Поставив чашки на стол, он присел на диван. Молчание, раньше легкое, теперь словно давило на плечи. Хотелось что-то сказать.

- Заходил в магазин? – осторожно спросила она.

- А, - он растерянно махнул рукой, что могло означать: «Да какая разница.»

- Я так и поняла, - улыбнувшись, ответила она. – Ну, зачем ты туда ходишь? Ты же только расстраиваешь себя.

Он взял кружку еще горячего чая и начал с усилием дуть на нее. Опять в нем закипала ненависть, и ему все труднее было сдерживать себя.

- Как знаешь. Это же все лишь совет, пожелание, рекомендация.  Тебе совсем не обязательно прислушиваться к моим словам. Поступай как знаешь. В конце концов, это твои нервы и, если они тебе не дороги, то продолжай ходить в свой магазин, - женщина говорила быстро - она всегда тараторила, когда нервничала, - но, если начала она мягко, то закончила с легкими нотками толи злости, толи раздражения.

Он сделал несколько глотков, прежде чем ответить – Ты не понимаешь. Там я отдыхаю. Я хожу в этот магазин, чтоб получать удовольствие…

- Что-то не видно, чтоб ты его получал, - перебила она.

- Да потому, что приходя сюда у меня моментально падает настроение…

- Это интересно почему, - опять перебила она. Слезы лились у нее по лицу, а губы постоянно кривило от обиды и раздражения, - Потому что ты нас не любишь, но не можешь уйти…

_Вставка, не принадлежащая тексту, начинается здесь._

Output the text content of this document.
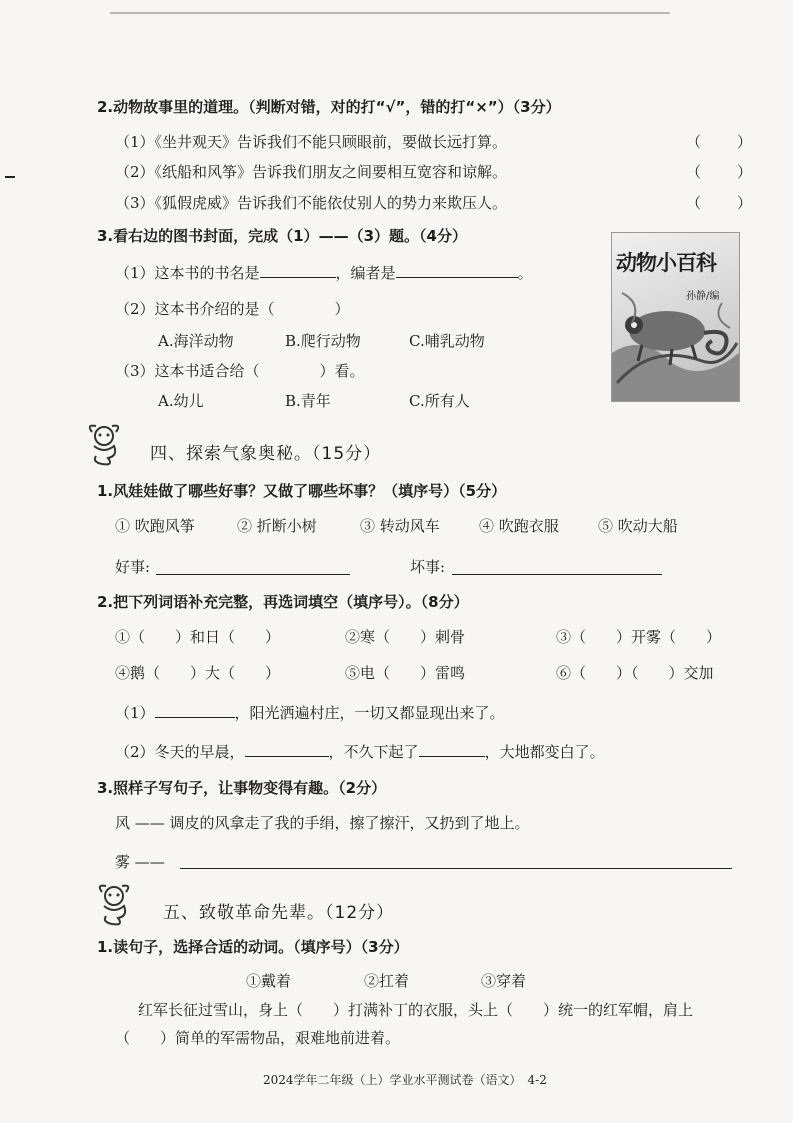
2.动物故事里的道理。（判断对错，对的打“√”，错的打“×”）（3分）
（1）《坐井观天》告诉我们不能只顾眼前，要做长远打算。	（　　）
（2）《纸船和风筝》告诉我们朋友之间要相互宽容和谅解。	（　　）
（3）《狐假虎威》告诉我们不能依仗别人的势力来欺压人。	（　　）
3.看右边的图书封面，完成（1）——（3）题。（4分）
（1）这本书的书名是	，编者是	。
（2）这本书介绍的是（　　　　）
A.海洋动物	B.爬行动物	C.哺乳动物
（3）这本书适合给（　　　　）看。
A.幼儿	B.青年	C.所有人
动物小百科
孙静/编
四、探索气象奥秘。（15分）
1.风娃娃做了哪些好事？又做了哪些坏事？（填序号）（5分）
① 吹跑风筝	② 折断小树	③ 转动风车	④ 吹跑衣服	⑤ 吹动大船
好事:	坏事:
2.把下列词语补充完整，再选词填空（填序号）。（8分）
①（　　）和日（　　）	②寒（　　）刺骨	③（　　）开雾（　　）
④鹅（　　）大（　　）	⑤电（　　）雷鸣	⑥（　　）（　　）交加
（1）	，阳光洒遍村庄，一切又都显现出来了。
（2）冬天的早晨，	，不久下起了	，大地都变白了。
3.照样子写句子，让事物变得有趣。（2分）
风 —— 调皮的风拿走了我的手绢，擦了擦汗，又扔到了地上。
雾 ——
五、致敬革命先辈。（12分）
1.读句子，选择合适的动词。（填序号）（3分）
①戴着	②扛着	③穿着
红军长征过雪山，身上（　　）打满补丁的衣服，头上（　　）统一的红军帽，肩上
（　　）简单的军需物品，艰难地前进着。
2024学年二年级（上）学业水平测试卷（语文）　4-2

«Уйти, - со вздохом подумал он, – Я не могу уйти. Я вас люблю. Поэтому и не могу». Он покачал головой. Как нелепо сложилась жизнь. Как много было допущено ошибок. Если бы можно было вернуться назад и прожить жизнь заново, он бы все сделал по-другому. Но пути назад уже не было. От отчаянья хотелось выть. А он только кричал. Кричал на нее, обвиняя во всем. А она кричала в ответ и тоже с обвинениями. Они испортили друг другу жизнь, но все еще любили друг друга. У них дети…

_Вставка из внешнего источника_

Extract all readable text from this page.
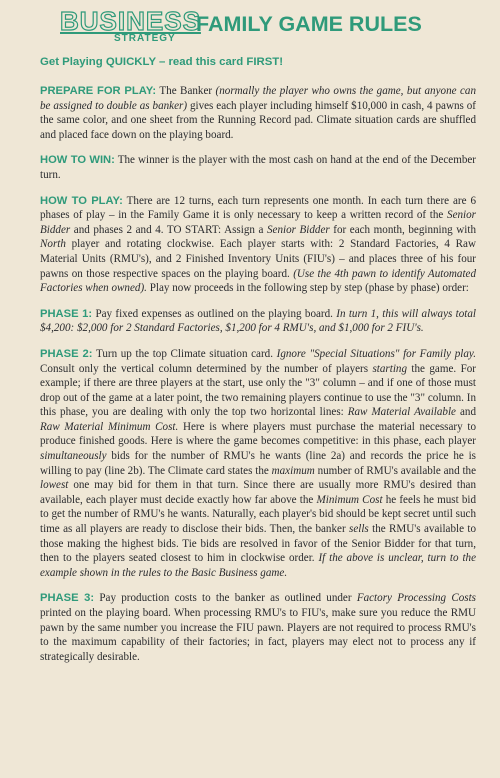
BUSINESS
STRATEGY
FAMILY GAME RULES
Get Playing QUICKLY – read this card FIRST!
PREPARE FOR PLAY: The Banker (normally the player who owns the game, but anyone can be assigned to double as banker) gives each player including himself $10,000 in cash, 4 pawns of the same color, and one sheet from the Running Record pad. Climate situation cards are shuffled and placed face down on the playing board.
HOW TO WIN: The winner is the player with the most cash on hand at the end of the December turn.
HOW TO PLAY: There are 12 turns, each turn represents one month. In each turn there are 6 phases of play – in the Family Game it is only necessary to keep a written record of the Senior Bidder and phases 2 and 4. TO START: Assign a Senior Bidder for each month, beginning with North player and rotating clockwise. Each player starts with: 2 Standard Factories, 4 Raw Material Units (RMU's), and 2 Finished Inventory Units (FIU's) – and places three of his four pawns on those respective spaces on the playing board. (Use the 4th pawn to identify Automated Factories when owned). Play now proceeds in the following step by step (phase by phase) order:
PHASE 1: Pay fixed expenses as outlined on the playing board. In turn 1, this will always total $4,200: $2,000 for 2 Standard Factories, $1,200 for 4 RMU's, and $1,000 for 2 FIU's.
PHASE 2: Turn up the top Climate situation card. Ignore "Special Situations" for Family play. Consult only the vertical column determined by the number of players starting the game. For example; if there are three players at the start, use only the "3" column – and if one of those must drop out of the game at a later point, the two remaining players continue to use the "3" column. In this phase, you are dealing with only the top two horizontal lines: Raw Material Available and Raw Material Minimum Cost. Here is where players must purchase the material necessary to produce finished goods. Here is where the game becomes competitive: in this phase, each player simultaneously bids for the number of RMU's he wants (line 2a) and records the price he is willing to pay (line 2b). The Climate card states the maximum number of RMU's available and the lowest one may bid for them in that turn. Since there are usually more RMU's desired than available, each player must decide exactly how far above the Minimum Cost he feels he must bid to get the number of RMU's he wants. Naturally, each player's bid should be kept secret until such time as all players are ready to disclose their bids. Then, the banker sells the RMU's available to those making the highest bids. Tie bids are resolved in favor of the Senior Bidder for that turn, then to the players seated closest to him in clockwise order. If the above is unclear, turn to the example shown in the rules to the Basic Business game.
PHASE 3: Pay production costs to the banker as outlined under Factory Processing Costs printed on the playing board. When processing RMU's to FIU's, make sure you reduce the RMU pawn by the same number you increase the FIU pawn. Players are not required to process RMU's to the maximum capability of their factories; in fact, players may elect not to process any if strategically desirable.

При мысли о детях опять защемило сердце. Он молча прижал плачущую женщину к себе. Нет, ничего говорить не надо. Пусть будет вот так. Молча, лишь ее всхлипы. Ему вдруг стало безумно жаль эту маленькую женщину. Ее жизнь была ничуть не легче, и она могла бы легко ожесточиться, могла уйти от него. А она оставалась. Поддерживала его как могла. Он вздохнул. Конечно, она уже не та, изменилась. Не понимает его походов в магазин, а ведь раньше они ходили вместе.

Он отстранил ее от себя – «Ну все, хватит, - он встал с дивана, - Пойду за девочками.»


                II


Выйдя на улицу, он сразу достал сигареты. Остановился, закурил. Вспомнились слова продавца в магазине: «Это отличный комбик. Идеальный для дома.»

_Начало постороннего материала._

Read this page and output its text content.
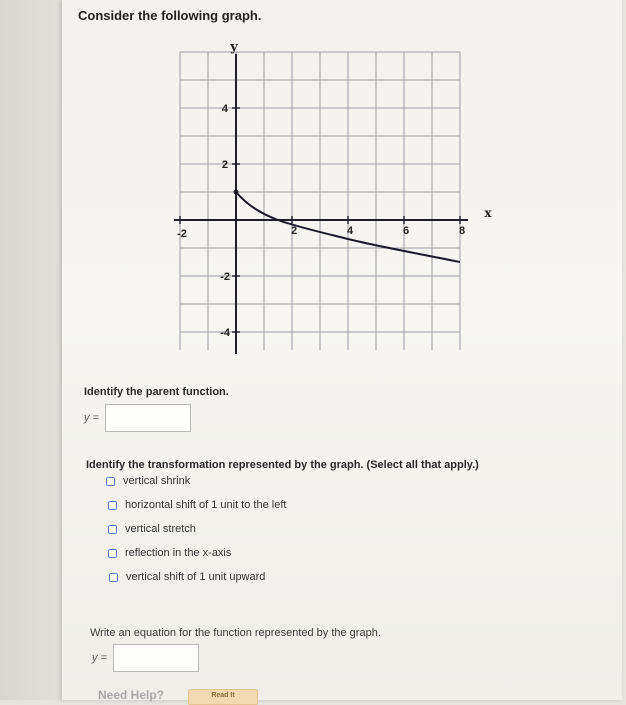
Consider the following graph.
y
x
-2	2	4	6	8
4
2
-2
-4
Identify the parent function.
y =
Identify the transformation represented by the graph. (Select all that apply.)
vertical shrink
horizontal shift of 1 unit to the left
vertical stretch
reflection in the x-axis
vertical shift of 1 unit upward
Write an equation for the function represented by the graph.
y =
Need Help?	Read It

До этого дня идеальным для дома он считал обогреватель, ковер, кухонный комбайн, пылесос и еще многое другое. Только не это. Нет, эта мысль ему самому в голову придти не могла. Ее можно было только услышать.

Он услышал. Что же теперь?

Теперь он не может придти домой как ни в чем не бывало. Не может спокойно пить чай и говорить с ней. Не может спокойно сказать: «Сегодня в магазине я видел то, без чего не хочу жить. Без чего моя жизнь кажется мне пустой и серой.» Он был в этом магазине не раз, и ничего по-особенному нового он там не увидел. Зато услышал…

«…Идеальный для дома…»

Эти слова загипнотизировали его. Они сняли с него розовые очки – жизнь и вправду была пустой и серой.

Пустой, несмотря на жену и детей. Даже наоборот – благодаря им . сигарета больно обожгла губы. Он даже не чертыхнулся. Молча достал и закурил другую.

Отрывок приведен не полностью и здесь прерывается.